Friday, December 10, 2010



Foreshore & seabed: Premature

I do not like the government's Marine and Coastal Area (Takutai Moana) Bill. It discriminates against Māori, limiting their access to the courts and the redress they can win from them. And it sets too high a test for proving customary rights. Iwi after iwi have gone before the select committee to tell them this. The conclusion: the bill does not have the support of Māori in its present form. And that means that it is not acceptable as a de facto settlement. It should not pass in its present form.

But all that said, I think Labour's withdrawal of support for the bill and promise to repeal it if enacted is premature. The basic structure of the bill - cribbed from the original Foreshore and Seabed Act - is sound; as I've noted before, it is roughly where we would have ended up anyway had the government negotiated in good faith and reached a settlement. What's wrong is the details. And those can be amended.
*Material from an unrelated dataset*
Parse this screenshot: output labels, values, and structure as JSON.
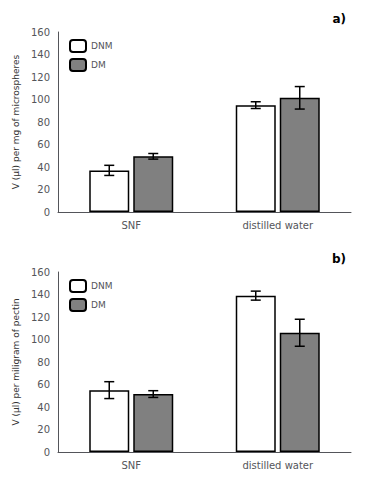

Given the importance of this bill, and the need for a lasting settlement, I think it would have been better to wait and see whether the select committee would make the necessary changes before withdrawing support.

But now its done, and this means the law is effectively doomed. Oh, it will probably pass - Tariana Turia has too much invested in it now to let it fail, and she will be judged on that by her voters next year. But its not going to be the lasting settlement Chris Finlayson had hoped for. Instead, it will be relitigated at the next election, and the one after that, until Māori get the deal they want.
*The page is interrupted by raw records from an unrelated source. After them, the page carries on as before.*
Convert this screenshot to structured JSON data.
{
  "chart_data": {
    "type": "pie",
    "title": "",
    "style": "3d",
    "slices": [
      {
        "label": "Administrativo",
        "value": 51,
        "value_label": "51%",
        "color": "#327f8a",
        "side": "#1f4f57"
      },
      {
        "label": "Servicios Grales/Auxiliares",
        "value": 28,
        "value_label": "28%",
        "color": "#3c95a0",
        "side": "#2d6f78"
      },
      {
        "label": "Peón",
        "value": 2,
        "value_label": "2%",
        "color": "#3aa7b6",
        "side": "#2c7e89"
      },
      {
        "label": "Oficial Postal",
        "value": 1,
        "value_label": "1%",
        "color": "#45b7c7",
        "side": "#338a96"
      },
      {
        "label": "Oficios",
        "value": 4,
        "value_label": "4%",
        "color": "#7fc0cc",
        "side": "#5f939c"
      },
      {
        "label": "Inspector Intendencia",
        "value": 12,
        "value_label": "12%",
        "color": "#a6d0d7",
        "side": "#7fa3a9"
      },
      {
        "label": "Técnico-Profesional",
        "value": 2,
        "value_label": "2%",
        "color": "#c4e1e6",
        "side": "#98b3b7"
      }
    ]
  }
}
As for Labour's preferred solution - preserving access and providing a framework for customary rights while throwing the real questions of thresholds back to the courts to depoliticise them - this is going to look almost identical the existing bill, with a few tweaks. If so, it raises the question: why repeal? Why not simply amend? It also invites the question of why they're objecting to Pita Sharples wanting to revisit the bill if it is passed, since its largely what he wants as well. And if it is what the Māori Party really wants, but couldn't get out of National, then it suggests that there's a Parliamentary majority right there, if Labour (or the Greens) put up the necessary amendments. They should try that first, before committing to repeal.